Nun rüttelte ein Bote aus Leibeskräften an dem kunstvoll geschmiedeten Türgriff.

Wieder ließ sich nichts hören.

Endlich, als zwei Männer mit vereinten Kräften ausdauernd an der Tür gerüttelt hatten, tauchte zu dem Entsetzen der kleinen Gruppe hinter der Glasplatte ein aufs fürchterlichste zugerichtetes, blutbesudeltes Antlitz auf. Es war fast unkenntlich geschwollen und dunkelblau gefärbt. Auch der Uniformrock des Mannes war zerrissen und besudelt.

»Ein Policeman!«, rief einer der Männer bestürzt.

»Es scheint der zuständige Patrolman zu sein!«, meinte ein anderer.

»Wie kommt der aber in die verschlossene Bank hinein?«

»Die Ablösung der Nachtschicht hat in der Old Slip-Station erst um sechs Uhr stattgefunden.«

»Unser 6-Uhr-Anruf ist noch beantwortet worden!«

»Unserer auch!«, beeilten sich die Übrigen zu versichern.

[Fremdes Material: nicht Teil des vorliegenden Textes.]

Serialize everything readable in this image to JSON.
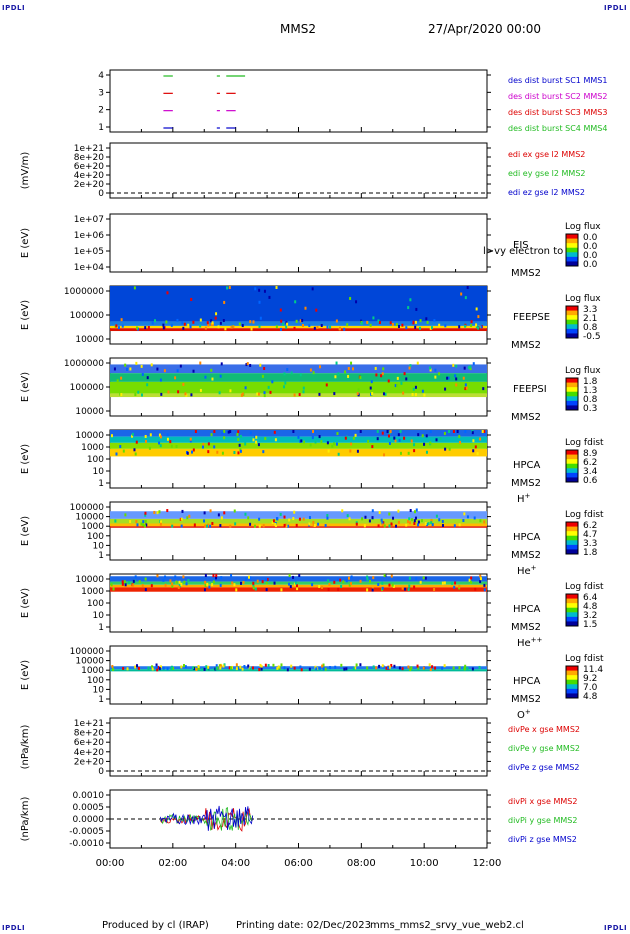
{
  "corner_label": "IPDLI",
  "header": {
    "spacecraft": "MMS2",
    "date": "27/Apr/2020 00:00"
  },
  "footer": {
    "produced_by": "Produced by cl (IRAP)",
    "printing_date": "Printing date: 02/Dec/2023",
    "file_name": "mms_mms2_srvy_vue_web2.cl"
  },
  "time_axis": {
    "ticks": [
      "00:00",
      "02:00",
      "04:00",
      "06:00",
      "08:00",
      "10:00",
      "12:00"
    ]
  },
  "colors": {
    "ink": "#000000",
    "corner": "#1a1aa6",
    "red": "#dd0000",
    "green": "#22bb22",
    "blue": "#0000cc",
    "magenta": "#cc00cc",
    "spectrogram_fill": "#0046d8"
  },
  "colormap": [
    "#ee0000",
    "#ff8800",
    "#ffee00",
    "#66dd00",
    "#00cc88",
    "#0066ff",
    "#0000aa"
  ],
  "chart_data": [
    {
      "type": "line",
      "name": "des dist burst",
      "ylabel": "",
      "yticks": [
        "4",
        "3",
        "2",
        "1"
      ],
      "ylim": [
        0.5,
        4.5
      ],
      "series": [
        {
          "name": "des dist burst SC1 MMS1",
          "color": "#0000cc",
          "y": 1,
          "segments": [
            [
              1.7,
              2.0
            ],
            [
              3.4,
              3.5
            ],
            [
              3.7,
              4.0
            ]
          ]
        },
        {
          "name": "des dist burst SC2 MMS2",
          "color": "#cc00cc",
          "y": 2,
          "segments": [
            [
              1.7,
              2.0
            ],
            [
              3.4,
              3.5
            ],
            [
              3.7,
              4.0
            ]
          ]
        },
        {
          "name": "des dist burst SC3 MMS3",
          "color": "#dd0000",
          "y": 3,
          "segments": [
            [
              1.7,
              2.0
            ],
            [
              3.4,
              3.5
            ],
            [
              3.7,
              4.0
            ]
          ]
        },
        {
          "name": "des dist burst SC4 MMS4",
          "color": "#22bb22",
          "y": 4,
          "segments": [
            [
              1.7,
              2.0
            ],
            [
              3.4,
              3.5
            ],
            [
              3.7,
              4.3
            ]
          ]
        }
      ],
      "legend": [
        "des dist burst SC1 MMS1",
        "des dist burst SC2 MMS2",
        "des dist burst SC3 MMS3",
        "des dist burst SC4 MMS4"
      ],
      "legend_colors": [
        "#0000cc",
        "#cc00cc",
        "#dd0000",
        "#22bb22"
      ]
    },
    {
      "type": "line",
      "name": "edi",
      "ylabel": "(mV/m)",
      "yticks": [
        "1e+21",
        "8e+20",
        "6e+20",
        "4e+20",
        "2e+20",
        "0"
      ],
      "ylim": [
        0,
        1e+21
      ],
      "zero_line": true,
      "legend": [
        "edi ex gse l2 MMS2",
        "edi ey gse l2 MMS2",
        "edi ez gse l2 MMS2"
      ],
      "legend_colors": [
        "#dd0000",
        "#22bb22",
        "#0000cc"
      ]
    },
    {
      "type": "heatmap",
      "name": "EIS",
      "ylabel": "E (eV)",
      "yticks": [
        "1e+07",
        "1e+06",
        "1e+05",
        "1e+04"
      ],
      "ylim": [
        10000,
        10000000
      ],
      "instrument": "EIS",
      "probe": "MMS2",
      "overlay_note": "l>vy electron to",
      "colorbar_title": "Log flux",
      "colorbar_ticks": [
        "0.0",
        "0.0",
        "0.0",
        "0.0"
      ],
      "x_range": null
    },
    {
      "type": "heatmap",
      "name": "FEEPSE",
      "ylabel": "E (eV)",
      "yticks": [
        "1000000",
        "100000",
        "10000"
      ],
      "ylim": [
        10000,
        1000000
      ],
      "instrument": "FEEPSE",
      "probe": "MMS2",
      "colorbar_title": "Log flux",
      "colorbar_ticks": [
        "3.3",
        "2.1",
        "0.8",
        "-0.5"
      ],
      "x_range": [
        0,
        12
      ],
      "bands": [
        {
          "from": 1000000,
          "to": 60000,
          "color": "#0046d8"
        },
        {
          "from": 60000,
          "to": 42000,
          "color": "#1a7ee0"
        },
        {
          "from": 42000,
          "to": 35000,
          "color": "#ffd800"
        },
        {
          "from": 35000,
          "to": 28000,
          "color": "#dd1100"
        }
      ]
    },
    {
      "type": "heatmap",
      "name": "FEEPSI",
      "ylabel": "E (eV)",
      "yticks": [
        "1000000",
        "100000",
        "10000"
      ],
      "ylim": [
        10000,
        1000000
      ],
      "instrument": "FEEPSI",
      "probe": "MMS2",
      "colorbar_title": "Log flux",
      "colorbar_ticks": [
        "1.8",
        "1.3",
        "0.8",
        "0.3"
      ],
      "x_range": [
        0,
        12
      ],
      "bands": [
        {
          "from": 600000,
          "to": 300000,
          "color": "#3a6ee8"
        },
        {
          "from": 300000,
          "to": 150000,
          "color": "#11bb77"
        },
        {
          "from": 150000,
          "to": 60000,
          "color": "#77dd00"
        },
        {
          "from": 60000,
          "to": 45000,
          "color": "#bbdd33"
        }
      ]
    },
    {
      "type": "heatmap",
      "name": "HPCA H+",
      "ylabel": "E (eV)",
      "yticks": [
        "10000",
        "1000",
        "100",
        "10",
        "1"
      ],
      "ylim": [
        1,
        10000
      ],
      "instrument": "HPCA",
      "probe": "MMS2",
      "species": "H",
      "charge": "+",
      "colorbar_title": "Log fdist",
      "colorbar_ticks": [
        "8.9",
        "6.2",
        "3.4",
        "0.6"
      ],
      "x_range": [
        0,
        12
      ],
      "bands": [
        {
          "from": 16000,
          "to": 3500,
          "color": "#1a66e8"
        },
        {
          "from": 3500,
          "to": 1300,
          "color": "#00bbbb"
        },
        {
          "from": 1300,
          "to": 500,
          "color": "#88dd00"
        },
        {
          "from": 500,
          "to": 150,
          "color": "#ffcc00"
        }
      ]
    },
    {
      "type": "heatmap",
      "name": "HPCA He+",
      "ylabel": "E (eV)",
      "yticks": [
        "100000",
        "10000",
        "1000",
        "100",
        "10",
        "1"
      ],
      "ylim": [
        1,
        100000
      ],
      "instrument": "HPCA",
      "probe": "MMS2",
      "species": "He",
      "charge": "+",
      "colorbar_title": "Log fdist",
      "colorbar_ticks": [
        "6.2",
        "4.7",
        "3.3",
        "1.8"
      ],
      "x_range": [
        0,
        12
      ],
      "bands": [
        {
          "from": 16000,
          "to": 3500,
          "color": "#6699ff"
        },
        {
          "from": 3500,
          "to": 1400,
          "color": "#aadd22"
        },
        {
          "from": 1400,
          "to": 800,
          "color": "#ffbb00"
        },
        {
          "from": 800,
          "to": 600,
          "color": "#dd1100"
        }
      ]
    },
    {
      "type": "heatmap",
      "name": "HPCA He++",
      "ylabel": "E (eV)",
      "yticks": [
        "10000",
        "1000",
        "100",
        "10",
        "1"
      ],
      "ylim": [
        1,
        10000
      ],
      "instrument": "HPCA",
      "probe": "MMS2",
      "species": "He",
      "charge": "++",
      "colorbar_title": "Log fdist",
      "colorbar_ticks": [
        "6.4",
        "4.8",
        "3.2",
        "1.5"
      ],
      "x_range": [
        0,
        12
      ],
      "bands": [
        {
          "from": 7000,
          "to": 3000,
          "color": "#1a66e8"
        },
        {
          "from": 3000,
          "to": 1800,
          "color": "#33cc66"
        },
        {
          "from": 1800,
          "to": 1200,
          "color": "#ffaa00"
        },
        {
          "from": 1200,
          "to": 600,
          "color": "#ee2200"
        }
      ]
    },
    {
      "type": "heatmap",
      "name": "HPCA O+",
      "ylabel": "E (eV)",
      "yticks": [
        "100000",
        "10000",
        "1000",
        "100",
        "10",
        "1"
      ],
      "ylim": [
        1,
        100000
      ],
      "instrument": "HPCA",
      "probe": "MMS2",
      "species": "O",
      "charge": "+",
      "colorbar_title": "Log fdist",
      "colorbar_ticks": [
        "11.4",
        "9.2",
        "7.0",
        "4.8"
      ],
      "x_range": [
        0,
        12
      ],
      "bands": [
        {
          "from": 1800,
          "to": 1000,
          "color": "#2277ee"
        },
        {
          "from": 1000,
          "to": 650,
          "color": "#00bb99"
        }
      ]
    },
    {
      "type": "line",
      "name": "divPe",
      "ylabel": "(nPa/km)",
      "yticks": [
        "1e+21",
        "8e+20",
        "6e+20",
        "4e+20",
        "2e+20",
        "0"
      ],
      "ylim": [
        0,
        1e+21
      ],
      "zero_line": true,
      "legend": [
        "divPe x gse MMS2",
        "divPe y gse MMS2",
        "divPe z gse MMS2"
      ],
      "legend_colors": [
        "#dd0000",
        "#22bb22",
        "#0000cc"
      ]
    },
    {
      "type": "line",
      "name": "divPi",
      "ylabel": "(nPa/km)",
      "yticks": [
        "0.0010",
        "0.0005",
        "0.0000",
        "-0.0005",
        "-0.0010"
      ],
      "ylim": [
        -0.0012,
        0.0012
      ],
      "zero_line": true,
      "x_range": [
        1.6,
        4.55
      ],
      "legend": [
        "divPi x gse MMS2",
        "divPi y gse MMS2",
        "divPi z gse MMS2"
      ],
      "legend_colors": [
        "#dd0000",
        "#22bb22",
        "#0000cc"
      ]
    }
  ]
}
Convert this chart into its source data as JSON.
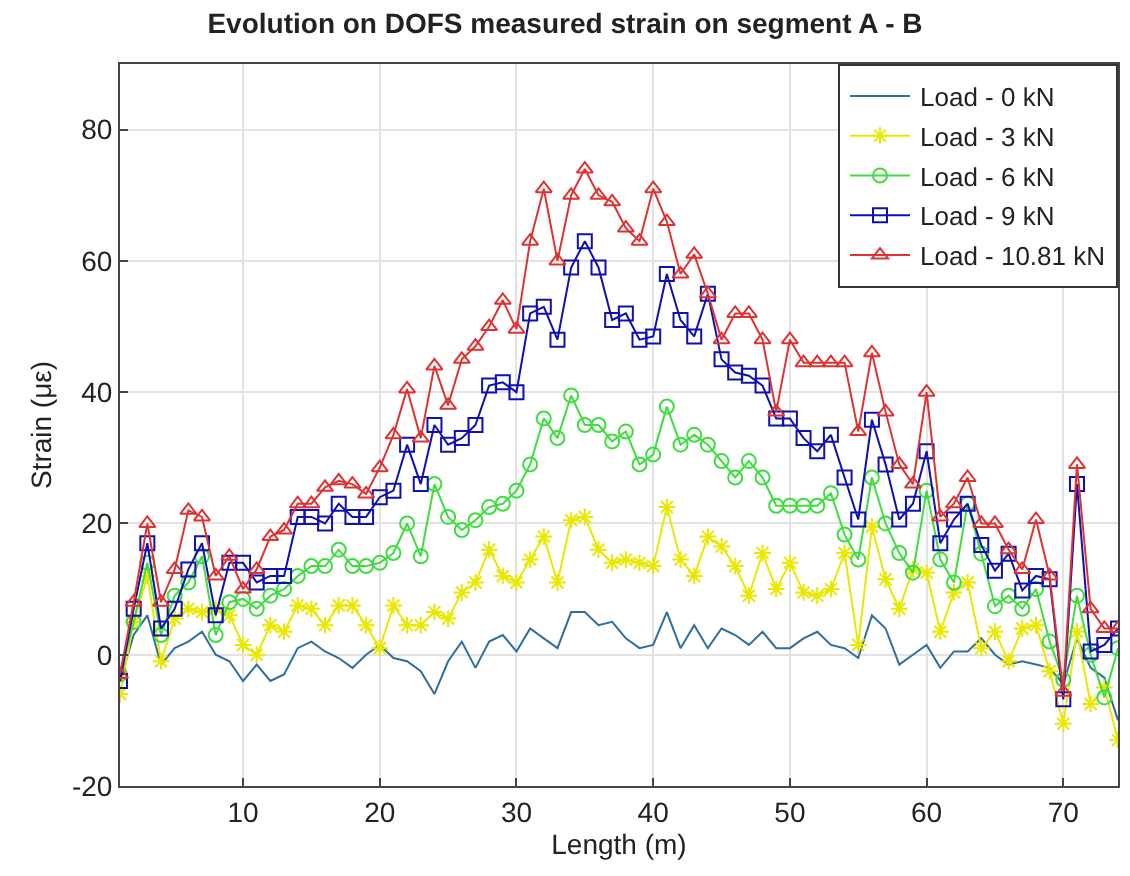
{
  "chart_data": {
    "type": "line",
    "title": "Evolution on DOFS measured strain on segment A - B",
    "xlabel": "Length (m)",
    "ylabel": "Strain (με)",
    "x": [
      1,
      2,
      3,
      4,
      5,
      6,
      7,
      8,
      9,
      10,
      11,
      12,
      13,
      14,
      15,
      16,
      17,
      18,
      19,
      20,
      21,
      22,
      23,
      24,
      25,
      26,
      27,
      28,
      29,
      30,
      31,
      32,
      33,
      34,
      35,
      36,
      37,
      38,
      39,
      40,
      41,
      42,
      43,
      44,
      45,
      46,
      47,
      48,
      49,
      50,
      51,
      52,
      53,
      54,
      55,
      56,
      57,
      58,
      59,
      60,
      61,
      62,
      63,
      64,
      65,
      66,
      67,
      68,
      69,
      70,
      71,
      72,
      73,
      74
    ],
    "series": [
      {
        "name": "Load - 0 kN",
        "color": "#2f6fa0",
        "marker": "none",
        "values": [
          -4,
          3,
          6,
          -1.5,
          1,
          2,
          3.5,
          0,
          -1,
          -4,
          -1.5,
          -4,
          -3,
          1,
          2,
          0.5,
          -0.5,
          -2,
          0,
          1.5,
          -0.5,
          -1,
          -2.5,
          -6,
          -1,
          2,
          -2,
          2,
          3,
          0.5,
          4,
          2.5,
          1,
          6.5,
          6.5,
          4.5,
          5,
          2.5,
          1,
          1.5,
          6.5,
          1,
          4.5,
          1,
          4,
          3,
          1.5,
          3.5,
          1,
          1,
          2.5,
          3.5,
          1.5,
          1,
          -0.5,
          6,
          4,
          -1.5,
          0,
          1.5,
          -2,
          0.5,
          0.5,
          2.5,
          0,
          -1.5,
          -1,
          -1.5,
          -2,
          -4.5,
          2.5,
          -2,
          -3.5,
          -10
        ]
      },
      {
        "name": "Load - 3 kN",
        "color": "#e8e800",
        "marker": "cross",
        "values": [
          -6,
          5,
          12,
          -1,
          5.5,
          7,
          6.5,
          7,
          6,
          1.5,
          0,
          4.5,
          3.5,
          7.5,
          7,
          4.5,
          7.5,
          7.5,
          4.5,
          1,
          7.5,
          4.5,
          4.5,
          6.5,
          5.5,
          9.5,
          11,
          16,
          12,
          11,
          14.5,
          18,
          11,
          20.5,
          21,
          16,
          14,
          14.5,
          14,
          13.5,
          22.5,
          14.5,
          12,
          18,
          16.5,
          13.5,
          9,
          15.5,
          10,
          14,
          9.5,
          9,
          10,
          15.5,
          1.5,
          19.5,
          11.5,
          7,
          13,
          12.5,
          3.5,
          9.5,
          11,
          1,
          3.5,
          -1,
          4,
          4.5,
          -2.5,
          -10.5,
          3.5,
          -7.5,
          -5,
          -13
        ]
      },
      {
        "name": "Load - 6 kN",
        "color": "#40dd40",
        "marker": "circle",
        "values": [
          -3,
          5,
          14,
          3,
          9,
          11,
          15,
          3,
          8,
          8.5,
          7,
          9,
          10,
          12,
          13.5,
          13.5,
          16,
          13.5,
          13.5,
          14,
          15.5,
          20,
          15,
          26,
          21,
          19,
          20.5,
          22.5,
          23,
          25,
          29,
          36,
          33,
          39.5,
          35,
          35,
          32.5,
          34,
          29,
          30.5,
          37.8,
          32,
          33.5,
          32,
          29.5,
          27,
          29.5,
          27,
          22.7,
          22.7,
          22.7,
          22.7,
          24.6,
          18.3,
          14.5,
          27,
          20,
          15.5,
          12.5,
          25,
          14.5,
          11,
          23,
          15.4,
          7.4,
          9,
          7,
          10,
          2,
          -3.8,
          9,
          0,
          -6.5,
          1
        ]
      },
      {
        "name": "Load - 9 kN",
        "color": "#1010b0",
        "marker": "square",
        "values": [
          -4,
          7,
          17,
          4,
          7,
          13,
          17,
          6,
          14,
          14,
          11,
          12,
          12,
          21,
          21,
          20,
          23,
          21,
          21,
          24,
          25,
          32,
          26,
          35,
          32,
          33,
          35,
          41,
          41.5,
          40,
          52,
          53,
          48,
          59,
          63,
          59,
          51,
          52,
          48,
          48.5,
          58,
          51,
          48.5,
          55,
          45,
          43,
          42.5,
          41,
          36,
          36,
          33,
          31,
          33.5,
          27,
          20.6,
          35.8,
          29,
          20.6,
          23,
          31,
          17,
          20.6,
          23,
          16.7,
          12.8,
          15.4,
          9.8,
          12,
          11.5,
          -6.8,
          26,
          0.5,
          1.5,
          4
        ]
      },
      {
        "name": "Load - 10.81 kN",
        "color": "#dd3333",
        "marker": "triangle",
        "values": [
          -3,
          8,
          20,
          8,
          13,
          22,
          21,
          12,
          15,
          10,
          13,
          18,
          19,
          23,
          23,
          25.5,
          26.5,
          26,
          24.5,
          28.5,
          33.5,
          40.5,
          33,
          44,
          38,
          45,
          47,
          50,
          54,
          49.6,
          63,
          71,
          60,
          70,
          74,
          70,
          69,
          65,
          63,
          71,
          66,
          58,
          61,
          55,
          48,
          52,
          52,
          48,
          37,
          48,
          44.5,
          44.5,
          44.5,
          44.5,
          34,
          46,
          37,
          29,
          26,
          40,
          21,
          23,
          27,
          20,
          20,
          16,
          13,
          20.6,
          12,
          -5.7,
          29,
          7,
          4,
          4
        ]
      }
    ],
    "xlim": [
      1,
      74
    ],
    "xticks": [
      10,
      20,
      30,
      40,
      50,
      60,
      70
    ],
    "ylim": [
      -20,
      90
    ],
    "yticks": [
      -20,
      0,
      20,
      40,
      60,
      80
    ],
    "grid": true,
    "legend": "top right",
    "line_style": "solid"
  }
}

Die Beamten umdrängten die Tür und suchten sich dem dahinter Aufgetauchten verständlich zu machen. Der aber starrte nur mit blutunterlaufenen Augen auf sie, schlug verzweifelt die Hände über dem Kopf zusammen, und ein heiser krächzender Aufschrei kam über seine Lippen.

Dann fiel er, augenscheinlich von neuer Schwäche übermannt, hintenüber und vermochte von draußen nicht mehr gesehen zu werden.

 

*

 

Das war es, was Nick Carter, der berühmte Detektiv, dessen Ruf zwei Welten erfüllte, von dem Präsidenten der North American Bank berichtet wurde, als er dem Bankier in dessen Privatoffice etwa zwei Stunden später gegenübersaß. Er war von den Direktoren der Bank telefonisch ersucht worden, die Angelegenheit unverzüglich in die Hand zu nehmen.